Anche in questo caso, i dati raccolti, seppur pochi, sono stati sufficienti a costatare che la massima profondità, al centro del lago, era di 4,5m e non più 10m come riportato da precedenti rilievi, ciò dimostra che negli ultimi anni c’è stato un abbassamento notevole del livello notevole del livello dell’acqua. Inoltre, in alcuni punti le pareti scendevano verticali sino a 3m e in altri si formavano delle piccole spiaggette emerse di fango. Tutto il deposito fangoso del fondale sommerso, tuttavia, non sembrava superasse il metro di spessore, il che fa pensare che durante le piene questo materiale leggero possa facilmente defluire in altre zone a noi ancora sconosciute. Sono state fatte inoltre registrazioni video per cercare anche eventuali passaggi o fratture percorribili ma ad oggi l’esito è stato negativo.

Vale dunque la pena proseguire la sperimentazione?
Sicuramente sì. Dai primi test abbiamo ottenuto importanti feedback sull’uso di questa tecnologia all’interno delle grotte invase da acqua, indicazioni importanti per il suo futuro sviluppo e le migliorie da apportare su un veicolo adatto a questo genere di esplorazione. La strada per ottenere una tecnologia ROV perfetta per il mondo speleo e speleosubacqueo, è ancora lunga, ma continuando la sperimentazione e accrescendo il corpus di evidenze ed esperienze, sono convinto che si possa accelerare il processo e in pochi anni giungere ad un prodotto che possa mostrare le meraviglie sommerse anche nei luoghi più bui e meno accessibili a speleologi e speleosubacquei, senza togliere però a quest’ultimi il gusto di continuare a bagnarsi la muta.

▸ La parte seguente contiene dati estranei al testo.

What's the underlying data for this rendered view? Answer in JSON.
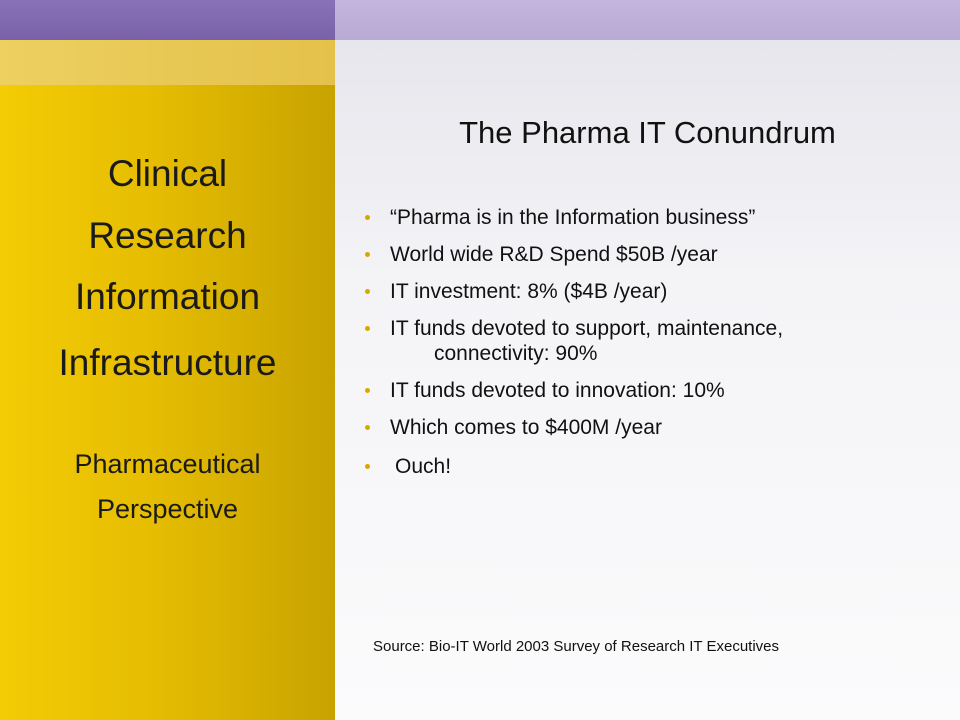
{
  "sidebar": {
    "title_lines": [
      "Clinical",
      "Research",
      "Information",
      "Infrastructure"
    ],
    "subtitle_lines": [
      "Pharmaceutical",
      "Perspective"
    ]
  },
  "main": {
    "title": "The Pharma IT Conundrum",
    "bullets": [
      "“Pharma is in the Information business”",
      "World wide R&D Spend $50B /year",
      "IT investment: 8% ($4B /year)",
      "IT funds devoted to support, maintenance,",
      "connectivity: 90%",
      "IT funds devoted to innovation: 10%",
      "Which comes to $400M /year",
      "Ouch!"
    ],
    "source": "Source: Bio-IT World 2003 Survey of Research IT Executives"
  },
  "colors": {
    "banner_left": "#8a72b8",
    "banner_right": "#c3b6dc",
    "left_panel": "#f3cc05",
    "accent_red": "#e05525",
    "bullet_dot": "#d8a800"
  }
}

Chi è Francesco Marco D’Onghia Romano di nascita ma Pugliese di adozione, si è laureato in Biologia Marina presso l’Università degli Studi di Bari. Diventato sub a 16 anni, è oggi Operatore Tecnico Subacqueo (O.T.S.) e istruttore subacqueo seconda stella CMAS. Dopo qualche anno in giro per il mondo grazie alla subacquea, è tornato a lavorare al Dipartimento di Biologia dell’UniBA, dove si occupa principalmente di monitoraggi ambientali subacquei e ricerca, sperimentando contemporaneamente nuove soluzioni e tecnologie. Studio sui Citri di Taranto, Studio e mappature dei Posidonieti Pugliesi, Salvaguardia e protezione delle Aree Marine Protette di Puglia sono solo alcune delle attività che oggi svolge per conto dell’Università e di altri Enti pubblici come ARPA, CNR e POLITECNICO. Membro del Gruppo Speleologico Vespertilio CAI di Bari, ha deciso di unire il mondo marino a quello sotterraneo con la speleosubacquea, attività iniziata con l’esploratore Gigi Casati e proseguita con Leo Fancello, Direttore della Scuola Nazionale di Speleologia Subacquea.